“The Act of Killing” won a Gotham Award for Best Documentary on Monday night, setting up what might be a run of accolades for this disturbing and impressive nonfiction opus. Or not? I don’t put too much stock in awards. Although it’s nice when you get them, there is way too much back-room manipulation, politics and other outside factors to suggest that an award for the year’s “best” documentary is actually that. In my Docutopia column this week, I examine the context and conditions of award voting and how they don’t reflect the best of anything, but rather, the preference of disparate constituencies.

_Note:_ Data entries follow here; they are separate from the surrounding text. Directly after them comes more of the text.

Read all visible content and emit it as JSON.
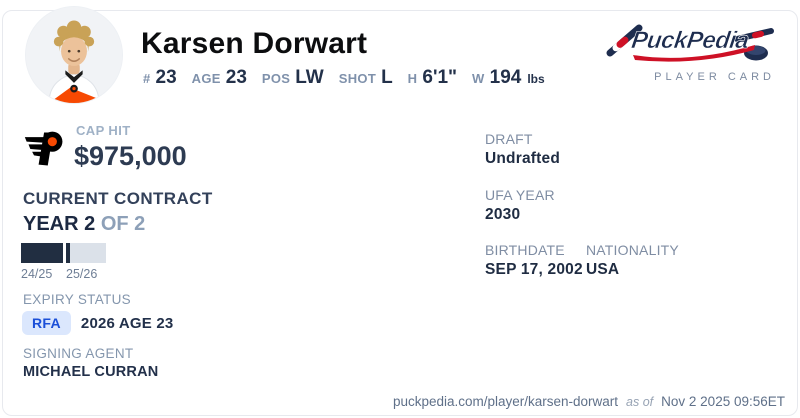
{
  "header": {
    "player_name": "Karsen Dorwart",
    "stats": [
      {
        "label": "#",
        "value": "23"
      },
      {
        "label": "AGE",
        "value": "23"
      },
      {
        "label": "POS",
        "value": "LW"
      },
      {
        "label": "SHOT",
        "value": "L"
      },
      {
        "label": "H",
        "value": "6'1\""
      },
      {
        "label": "W",
        "value": "194",
        "suffix": "lbs"
      }
    ],
    "brand": {
      "logo_text": "PuckPedia",
      "tagline": "PLAYER CARD"
    }
  },
  "cap_hit": {
    "label": "CAP HIT",
    "value": "$975,000"
  },
  "contract": {
    "section_title": "CURRENT CONTRACT",
    "year_current": "YEAR 2",
    "year_total": "OF 2",
    "seasons": [
      {
        "label": "24/25",
        "state": "complete"
      },
      {
        "label": "25/26",
        "state": "current",
        "progress": 0.1
      }
    ],
    "expiry": {
      "label": "EXPIRY STATUS",
      "badge": "RFA",
      "detail": "2026 AGE 23"
    },
    "agent": {
      "label": "SIGNING AGENT",
      "value": "MICHAEL CURRAN"
    }
  },
  "details": {
    "draft": {
      "label": "DRAFT",
      "value": "Undrafted"
    },
    "ufa_year": {
      "label": "UFA YEAR",
      "value": "2030"
    },
    "birthdate": {
      "label": "BIRTHDATE",
      "value": "SEP 17, 2002"
    },
    "nationality": {
      "label": "NATIONALITY",
      "value": "USA"
    }
  },
  "footer": {
    "url": "puckpedia.com/player/karsen-dorwart",
    "as_of_label": "as of",
    "timestamp": "Nov 2 2025 09:56ET"
  },
  "colors": {
    "team_orange": "#f74902",
    "brand_navy": "#1e2d4f",
    "brand_red": "#ce1126",
    "badge_bg": "#dbe7fd",
    "badge_text": "#1b4fd8",
    "bar_dark": "#212e41",
    "bar_light": "#dbe1e9"
  }
}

I also don’t care for the Academy’s new documentary rules. For the first time ever, the winner
of this year’s Best Documentary Oscar will be determined by the entire Academy,
not the arguably more nonfiction-savvy doc branch.

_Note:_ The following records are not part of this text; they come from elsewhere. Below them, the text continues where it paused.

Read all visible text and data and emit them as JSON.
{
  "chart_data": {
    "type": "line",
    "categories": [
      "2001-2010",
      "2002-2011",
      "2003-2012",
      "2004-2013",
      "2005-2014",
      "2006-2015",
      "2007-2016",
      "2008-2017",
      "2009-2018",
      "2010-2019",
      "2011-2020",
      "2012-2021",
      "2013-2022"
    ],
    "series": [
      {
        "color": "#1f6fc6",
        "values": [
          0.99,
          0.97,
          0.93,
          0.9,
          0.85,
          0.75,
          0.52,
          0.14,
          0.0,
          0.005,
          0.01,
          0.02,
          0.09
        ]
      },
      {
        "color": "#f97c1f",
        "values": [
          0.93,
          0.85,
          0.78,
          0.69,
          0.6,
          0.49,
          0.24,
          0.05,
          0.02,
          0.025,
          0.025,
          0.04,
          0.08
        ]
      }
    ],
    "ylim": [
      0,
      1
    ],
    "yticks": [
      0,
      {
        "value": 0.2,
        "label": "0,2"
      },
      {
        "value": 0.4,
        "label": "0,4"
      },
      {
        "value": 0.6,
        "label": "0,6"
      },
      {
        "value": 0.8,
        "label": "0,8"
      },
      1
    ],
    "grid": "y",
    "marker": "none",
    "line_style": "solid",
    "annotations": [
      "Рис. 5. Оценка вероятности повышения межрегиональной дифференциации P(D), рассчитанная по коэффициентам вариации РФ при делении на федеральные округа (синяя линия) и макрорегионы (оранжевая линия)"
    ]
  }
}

As I wrote, “the rule change reduces the chances for more challenging docs in the Oscar contest. With more voters, this year’s Oscar race will undoubtedly honor consensus over quality. And with more voters who are unfamiliar with the history of and contemporary shifts in documentary filmmaking, safer titles are likely to win out. ‘The Act of Killing’ may have won a Gotham, but two hours of Indonesian death squad reenactments doesn’t have a shot with older Academy voters when compared to this year’s inspirational audience favorite, ’20 Feet from Stardom.’ You read it here first: ’20 Feet’ has already won this year’s Best Documentary Oscar.”